Adani has threatened to seek “remedial and punitive” action against Hindenburg over what it said was a “maliciously mischievous, unresearched report”.

“Clearly, the report and its unsubstantiated contents were designed to have a deleterious effect on the share values of Adani Group companies as Hindenburg Research, by their own admission, is positioned to benefit from a slide in Adani shares,” Adani Group’s legal head Jatin Jalundhwala said in a statement on Thursday.

The statement said Adani was disturbed by the “intentional and reckless attempt” of a foreign entity to mislead investors and the general public and sabotage the public offering.

Adani has previously said that allegations in the report had been discredited and rejected by India’s highest courts, and that Hindenburg had not attempted to verify information with the company before publishing.

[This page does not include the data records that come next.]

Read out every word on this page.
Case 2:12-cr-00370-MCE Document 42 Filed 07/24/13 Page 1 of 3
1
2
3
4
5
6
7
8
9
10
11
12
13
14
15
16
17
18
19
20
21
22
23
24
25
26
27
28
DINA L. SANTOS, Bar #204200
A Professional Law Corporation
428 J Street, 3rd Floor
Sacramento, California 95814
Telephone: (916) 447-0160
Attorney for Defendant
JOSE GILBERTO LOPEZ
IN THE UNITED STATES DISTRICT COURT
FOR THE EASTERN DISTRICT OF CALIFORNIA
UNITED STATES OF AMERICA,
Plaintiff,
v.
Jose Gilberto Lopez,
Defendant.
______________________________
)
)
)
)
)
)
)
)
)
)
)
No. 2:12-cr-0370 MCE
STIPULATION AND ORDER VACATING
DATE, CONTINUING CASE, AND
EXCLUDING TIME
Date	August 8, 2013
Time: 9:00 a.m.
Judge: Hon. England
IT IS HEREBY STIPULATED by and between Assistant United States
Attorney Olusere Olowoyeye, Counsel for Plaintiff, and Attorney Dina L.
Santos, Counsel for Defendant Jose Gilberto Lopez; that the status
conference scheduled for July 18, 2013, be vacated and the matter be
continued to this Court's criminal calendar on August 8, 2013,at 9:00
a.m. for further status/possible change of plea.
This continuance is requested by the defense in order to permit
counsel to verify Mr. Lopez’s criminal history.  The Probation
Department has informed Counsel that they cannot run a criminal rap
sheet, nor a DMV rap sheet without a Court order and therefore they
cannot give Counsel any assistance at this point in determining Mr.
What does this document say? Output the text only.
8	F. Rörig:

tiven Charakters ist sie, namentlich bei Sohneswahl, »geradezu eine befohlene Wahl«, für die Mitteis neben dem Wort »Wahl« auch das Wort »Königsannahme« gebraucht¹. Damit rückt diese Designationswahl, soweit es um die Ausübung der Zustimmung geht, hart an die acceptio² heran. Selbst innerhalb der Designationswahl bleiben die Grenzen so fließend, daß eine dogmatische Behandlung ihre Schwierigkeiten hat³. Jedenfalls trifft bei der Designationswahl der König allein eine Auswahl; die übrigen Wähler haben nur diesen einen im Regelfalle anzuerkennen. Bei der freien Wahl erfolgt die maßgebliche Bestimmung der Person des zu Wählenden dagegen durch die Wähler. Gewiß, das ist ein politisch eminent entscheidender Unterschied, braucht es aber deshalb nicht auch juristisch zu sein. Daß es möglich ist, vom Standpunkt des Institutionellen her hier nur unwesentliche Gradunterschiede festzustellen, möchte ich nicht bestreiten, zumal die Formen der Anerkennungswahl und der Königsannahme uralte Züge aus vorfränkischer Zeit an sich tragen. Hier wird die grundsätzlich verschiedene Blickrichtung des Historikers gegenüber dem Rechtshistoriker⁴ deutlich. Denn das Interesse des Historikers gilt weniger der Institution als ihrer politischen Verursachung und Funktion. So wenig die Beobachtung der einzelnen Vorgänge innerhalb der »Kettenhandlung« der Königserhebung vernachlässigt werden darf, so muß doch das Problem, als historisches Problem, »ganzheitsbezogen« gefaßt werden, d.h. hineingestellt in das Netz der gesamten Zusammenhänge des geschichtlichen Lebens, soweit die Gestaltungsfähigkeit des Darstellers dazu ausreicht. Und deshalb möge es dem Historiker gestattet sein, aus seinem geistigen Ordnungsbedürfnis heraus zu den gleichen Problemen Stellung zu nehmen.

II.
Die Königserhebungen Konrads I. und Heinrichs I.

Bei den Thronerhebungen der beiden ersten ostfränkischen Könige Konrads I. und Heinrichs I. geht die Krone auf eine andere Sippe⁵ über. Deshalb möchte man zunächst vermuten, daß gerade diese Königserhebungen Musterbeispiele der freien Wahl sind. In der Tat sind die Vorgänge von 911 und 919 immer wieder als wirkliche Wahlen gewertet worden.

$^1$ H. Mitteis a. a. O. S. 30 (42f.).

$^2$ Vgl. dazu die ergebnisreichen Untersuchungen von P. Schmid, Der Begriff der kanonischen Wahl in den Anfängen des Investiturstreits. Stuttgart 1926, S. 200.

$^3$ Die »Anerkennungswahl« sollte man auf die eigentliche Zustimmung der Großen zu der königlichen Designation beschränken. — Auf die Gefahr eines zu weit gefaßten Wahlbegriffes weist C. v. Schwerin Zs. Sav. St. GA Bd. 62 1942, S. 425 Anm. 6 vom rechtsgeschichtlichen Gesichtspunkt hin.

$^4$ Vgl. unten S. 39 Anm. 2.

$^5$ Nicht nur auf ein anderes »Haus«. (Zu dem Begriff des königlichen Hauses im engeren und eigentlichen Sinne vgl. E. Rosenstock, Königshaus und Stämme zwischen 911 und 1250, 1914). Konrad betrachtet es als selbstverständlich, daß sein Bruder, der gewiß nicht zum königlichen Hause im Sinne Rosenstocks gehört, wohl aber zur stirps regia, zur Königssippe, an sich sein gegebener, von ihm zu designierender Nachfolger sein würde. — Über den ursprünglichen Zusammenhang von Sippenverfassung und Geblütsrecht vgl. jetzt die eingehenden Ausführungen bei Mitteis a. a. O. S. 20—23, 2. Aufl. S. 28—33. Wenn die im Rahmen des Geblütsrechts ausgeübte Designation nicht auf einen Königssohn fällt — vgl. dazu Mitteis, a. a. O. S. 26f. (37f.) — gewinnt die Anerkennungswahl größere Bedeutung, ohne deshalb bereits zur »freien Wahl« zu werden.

The Hindenburg report cited a series of transactions tied to Adani’s Australian operations that it alleged may have allowed Adani to avoid disclosing large asset impairments to investors.

Located in Queensland’s coal-rich Galilee Basin, the Adani project exported its first coal in late 2021, drawing opposition due to the fossil fuel’s contribution to greenhouse gas emissions.

That project went ahead after the Queensland government struck a royalties deal with the miner that allowed it to defer payments, although the full details of the agreement have not been made public.

The Queensland government’s resources department said media questions about the report should be directed to financial regulators.

The Australian Securities and Investments Commission, which declined to comment, would typically assess the report to determine if it should investigate.

The Greens industry spokesperson, Penny Allman-Payne, said the Hindenburg report raised concerns over Adani’s actions, prompting questions over its right to operate in Australia.

“This should give Queensland Labor serious pause about its reckless and misguided decision to get into bed with Adani, and should call into question the company’s future in Australia,” Allman-Payne said.

More than US$9.4bn (A$13.2bn) in value was wiped off listed companies in the Adani network on Wednesday after the Hindenburg report was published. Those same companies fell further in early trading on Friday, after Indian markets were shut on Thursday, creating selling momentum.

The billionaire US investor Bill Ackman said in a tweet he found the Hindenburg report to be “highly credible and extremely well researched”. He acknowledged the hedge fund he leads, Pershing Square, had not done any independent research into Adani.